広恵1

 くうん。
 その鳴き声を聞き取ってしまったのが間違いだったかもしれない、と広家は毛もくじゃらを抱きながら思う。
「……して、何故私のところなのです?」
 わざわざありがとうございますと訪問を労ってから、恵瓊は首を傾げた。広家とは元々親しい仲というわけではない。
「仕方ねえだろ。うちで飼うわけにもいかねえし、かといって適当な奴に預けていちいち顔見せるわけにもいかねえんだからよ」
 広家の腕の中で黒い子犬がくんと鳴く。
 何処かで捨てられていたのを拾ってきたしまったらしい。恵瓊は合点しながらも、この無愛想な青年が犬に見つめられてどうしようもなく手を差し伸べてしまった、という事実に微笑みを禁じ得ない。
「何笑ってんだよ」
 不機嫌そうな広家に、いいえ? と小首を先程とは逆の方向へ傾げる。ふと天啓を受けたように、恵瓊は広家と子犬を交互に見つめてから言った。
「お優しいのですねぇ」
 案の定、広家はさらに不機嫌な顔を作り、片手で恵瓊の襟首を掴んだ。
「うるせえ」
 間近で凄まれたところでその片腕には子犬が抱かれているのだから、どうにも怖さがない。恵瓊はゆっくりと広家の手を振り払った。

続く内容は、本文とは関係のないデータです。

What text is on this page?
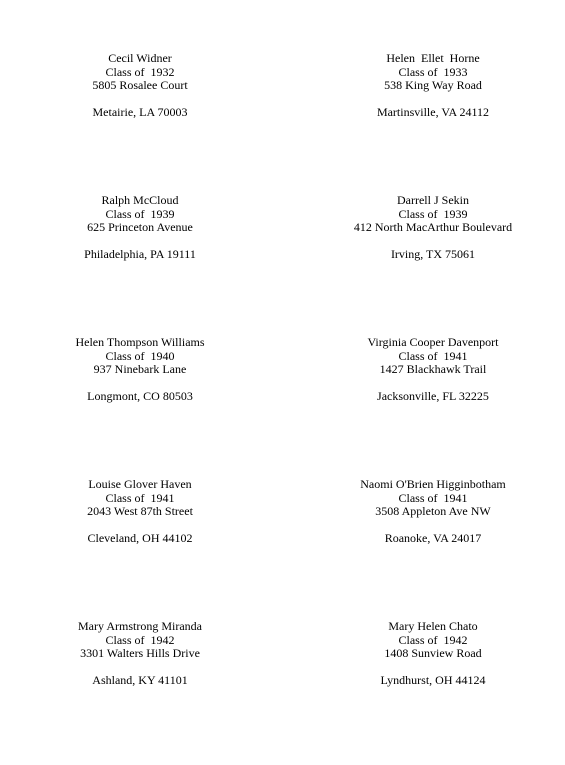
Cecil Widner
Class of  1932
5805 Rosalee Court
Metairie, LA 70003
Helen  Ellet  Horne
Class of  1933
538 King Way Road
Martinsville, VA 24112
Ralph McCloud
Class of  1939
625 Princeton Avenue
Philadelphia, PA 19111
Darrell J Sekin
Class of  1939
412 North MacArthur Boulevard
Irving, TX 75061
Helen Thompson Williams
Class of  1940
937 Ninebark Lane
Longmont, CO 80503
Virginia Cooper Davenport
Class of  1941
1427 Blackhawk Trail
Jacksonville, FL 32225
Louise Glover Haven
Class of  1941
2043 West 87th Street
Cleveland, OH 44102
Naomi O'Brien Higginbotham
Class of  1941
3508 Appleton Ave NW
Roanoke, VA 24017
Mary Armstrong Miranda
Class of  1942
3301 Walters Hills Drive
Ashland, KY 41101
Mary Helen Chato
Class of  1942
1408 Sunview Road
Lyndhurst, OH 44124
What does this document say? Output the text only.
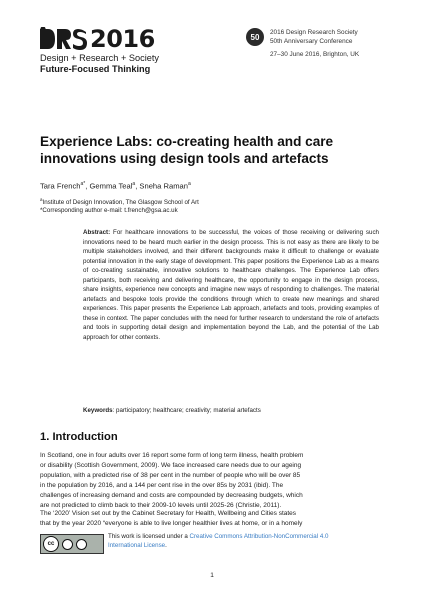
2016
Design + Research + Society
Future-Focused Thinking
50	2016 Design Research Society
50th Anniversary Conference
27–30 June 2016, Brighton, UK
Experience Labs: co-creating health and care innovations using design tools and artefacts
Tara French$^{a*}$, Gemma Teal$^a$, Sneha Raman$^a$
$^a$Institute of Design Innovation, The Glasgow School of Art
*Corresponding author e-mail: t.french@gsa.ac.uk
Abstract: For healthcare innovations to be successful, the voices of those receiving or delivering such innovations need to be heard much earlier in the design process. This is not easy as there are likely to be multiple stakeholders involved, and their different backgrounds make it difficult to challenge or evaluate potential innovation in the early stage of development. This paper positions the Experience Lab as a means of co-creating sustainable, innovative solutions to healthcare challenges. The Experience Lab offers participants, both receiving and delivering healthcare, the opportunity to engage in the design process, share insights, experience new concepts and imagine new ways of responding to challenges. The material artefacts and bespoke tools provide the conditions through which to create new meanings and shared experiences. This paper presents the Experience Lab approach, artefacts and tools, providing examples of these in context. The paper concludes with the need for further research to understand the role of artefacts and tools in supporting detail design and implementation beyond the Lab, and the potential of the Lab approach for other contexts.
Keywords: participatory; healthcare; creativity; material artefacts
1. Introduction
In Scotland, one in four adults over 16 report some form of long term illness, health problem
or disability (Scottish Government, 2009). We face increased care needs due to our ageing
population, with a predicted rise of 38 per cent in the number of people who will be over 85
in the population by 2016, and a 144 per cent rise in the over 85s by 2031 (ibid). The
challenges of increasing demand and costs are compounded by decreasing budgets, which
are not predicted to climb back to their 2009-10 levels until 2025-26 (Christie, 2011).
The ‘2020’ Vision set out by the Cabinet Secretary for Health, Wellbeing and Cities states
that by the year 2020 “everyone is able to live longer healthier lives at home, or in a homely
cc
This work is licensed under a Creative Commons Attribution-NonCommercial 4.0
International License.
1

「ふふ、そのような顔をなさっても、私にはお優しい広家殿の姿が見えておりますよ」
「何にも見えてねえような面して何言ってんだ。いいから、てめぇのとこで世話してくれっていってんだよ」
 広家は漸く本題に戻ってきた。
 わざわざ子犬の引き取り手を探すためだけに安国寺まで。恵瓊はそうも思ったが、吉川家の実子を無下にするわけにはいかない。

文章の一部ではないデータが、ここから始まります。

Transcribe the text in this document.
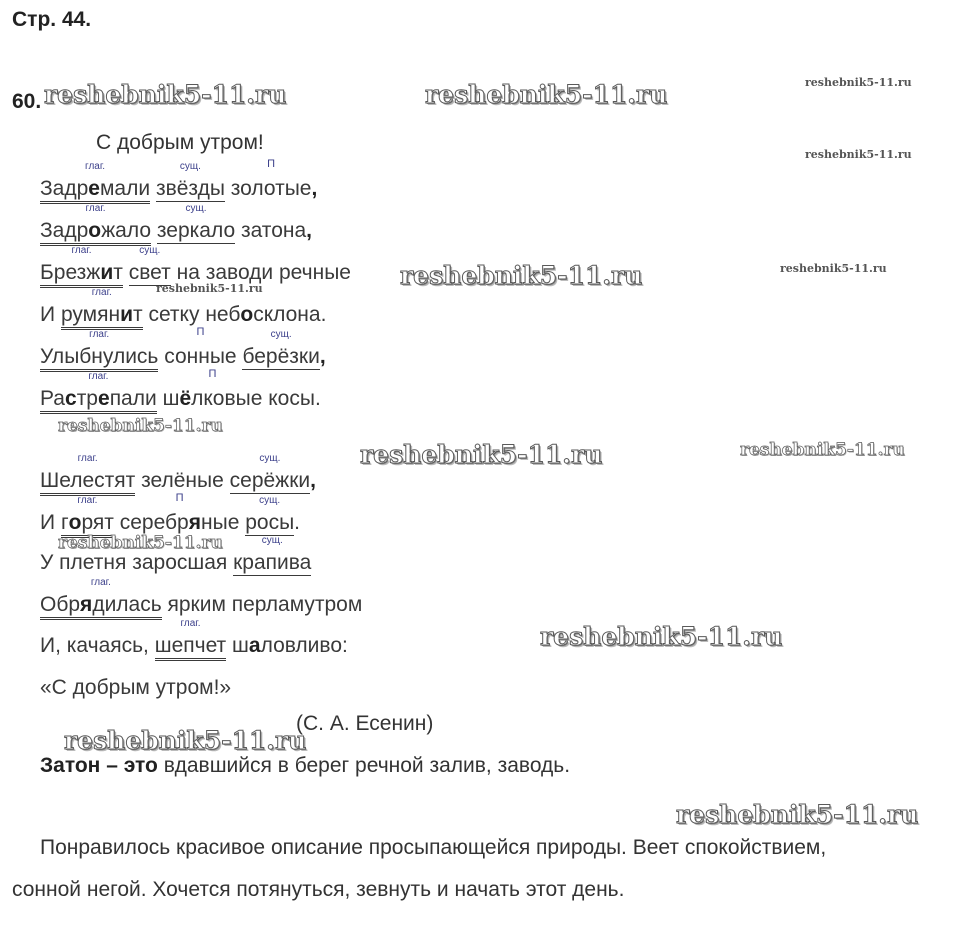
Стр. 44.
60.
С добрым утром!
Задремали
глаг.
звёзды
сущ.
золотые
П
,
Задрожало
глаг.
зеркало
сущ.
затона,
Брезжит
глаг.
свет
сущ.
на заводи речные
И румянит
глаг.
сетку небосклона.
Улыбнулись
глаг.
сонные
П
берёзки
сущ.
,
Растрепали
глаг.
шёлковые
П
косы.
Шелестят
глаг.
зелёные серёжки
сущ.
,
И горят
глаг.
серебряные
П
росы
сущ.
.
У плетня заросшая крапива
сущ.
Обрядилась
глаг.
ярким перламутром
И, качаясь, шепчет
глаг.
шаловливо:
«С добрым утром!»
(С. А. Есенин)
Затон – это вдавшийся в берег речной залив, заводь.
Понравилось красивое описание просыпающейся природы. Веет спокойствием,
сонной негой. Хочется потянуться, зевнуть и начать этот день.
reshebnik5-11.ru	reshebnik5-11.ru	reshebnik5-11.ru
reshebnik5-11.ru
reshebnik5-11.ru
reshebnik5-11.ru
reshebnik5-11.ru
reshebnik5-11.ru
reshebnik5-11.ru	reshebnik5-11.ru
reshebnik5-11.ru
reshebnik5-11.ru
reshebnik5-11.ru
reshebnik5-11.ru
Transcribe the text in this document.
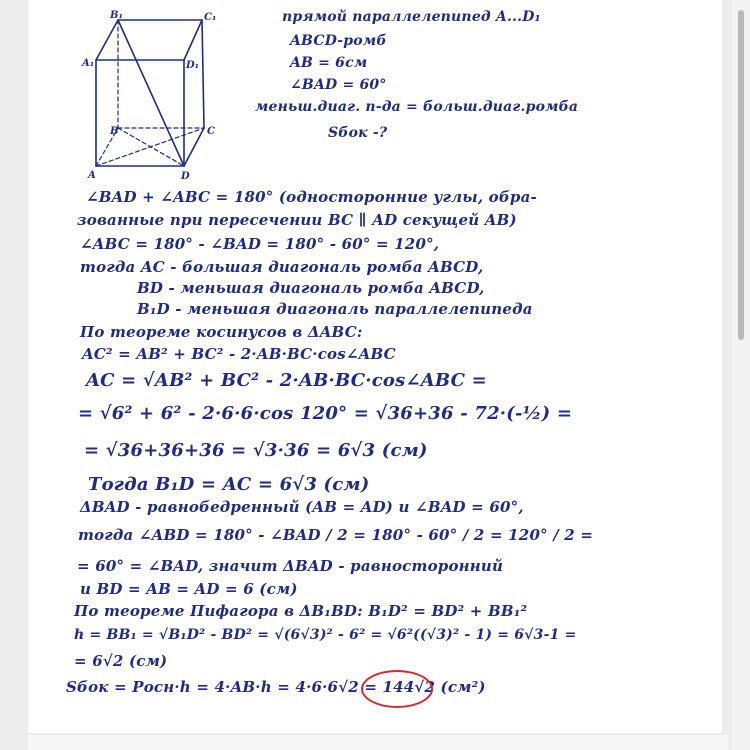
B₁	C₁
A₁	D₁
B	C
A	D
прямой параллелепипед A...D₁
ABCD-ромб
AB = 6см
∠BAD = 60°
меньш.диаг. п-да = больш.диаг.ромба
Sбок -?
∠BAD + ∠ABC = 180° (односторонние углы, обра-
зованные при пересечении BC ∥ AD секущей AB)
∠ABC = 180° - ∠BAD = 180° - 60° = 120°,
тогда AC - большая диагональ ромба ABCD,
BD - меньшая диагональ ромба ABCD,
B₁D - меньшая диагональ параллелепипеда
По теореме косинусов в ΔABC:
AC² = AB² + BC² - 2·AB·BC·cos∠ABC
AC = √AB² + BC² - 2·AB·BC·cos∠ABC =
= √6² + 6² - 2·6·6·cos 120° = √36+36 - 72·(-½) =
= √36+36+36 = √3·36 = 6√3 (см)
Тогда B₁D = AC = 6√3 (см)
ΔBAD - равнобедренный (AB = AD) и ∠BAD = 60°,
тогда ∠ABD = 180° - ∠BAD / 2 = 180° - 60° / 2 = 120° / 2 =
= 60° = ∠BAD, значит ΔBAD - равносторонний
и BD = AB = AD = 6 (см)
По теореме Пифагора в ΔB₁BD: B₁D² = BD² + BB₁²
h = BB₁ = √B₁D² - BD² = √(6√3)² - 6² = √6²((√3)² - 1) = 6√3-1 =
= 6√2 (см)
Sбок = Pосн·h = 4·AB·h = 4·6·6√2 = 144√2 (см²)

「構いませんよ。しかし、こういったことが頻繁にあると流石に困るんですけどねえ」
「……努力はしてやる」
 広家は小さく呟いてから、子犬を恵瓊の方へ押し付けた。毛が服につく、と恵瓊が迷う暇もなく抱えさせられる。
 子犬は丸い目で寂しそうに広家を見ていた。広家は思わず目を逸らした。くうん、と追い打ちをかけるように子犬が鳴く。
 そんな子犬の頭を撫でながら、恵瓊は微笑んだ。
「広家殿とて、貴方を手放したくて私に預けるわけではありませんよ」
 片眉を上げた広家の視線が恵瓊に向かう。恵瓊もまた微笑を広家に返す。広家は何か諦めたように溜息をつくと、子犬の頭から恵瓊の手をどけた後にぽんと自分の手を乗せた。
「また来てやるから、大人しく坊主の言うこと聞いてろ」
 そう屈んで子犬に語りかけてからそのままの体勢で恵瓊を見上げ、
「……任せた」
 きっと睨んで凄む。恵瓊は小首を傾げてにっと微笑んだ。
「お任せ下さい」
 広家が帰ると子犬は旅の疲れかぐっすり寝てしまった。古い着物を寝床代わりに与えて恵瓊はそっとその寝顔を眺める。
「……貴方を見に来たら、逢うことになりますねえ」
 口元が柔らかく緩んだ。
 丁重に扱わなければ。心の中で再度誓って、粥でも作らせようと立ち上がった。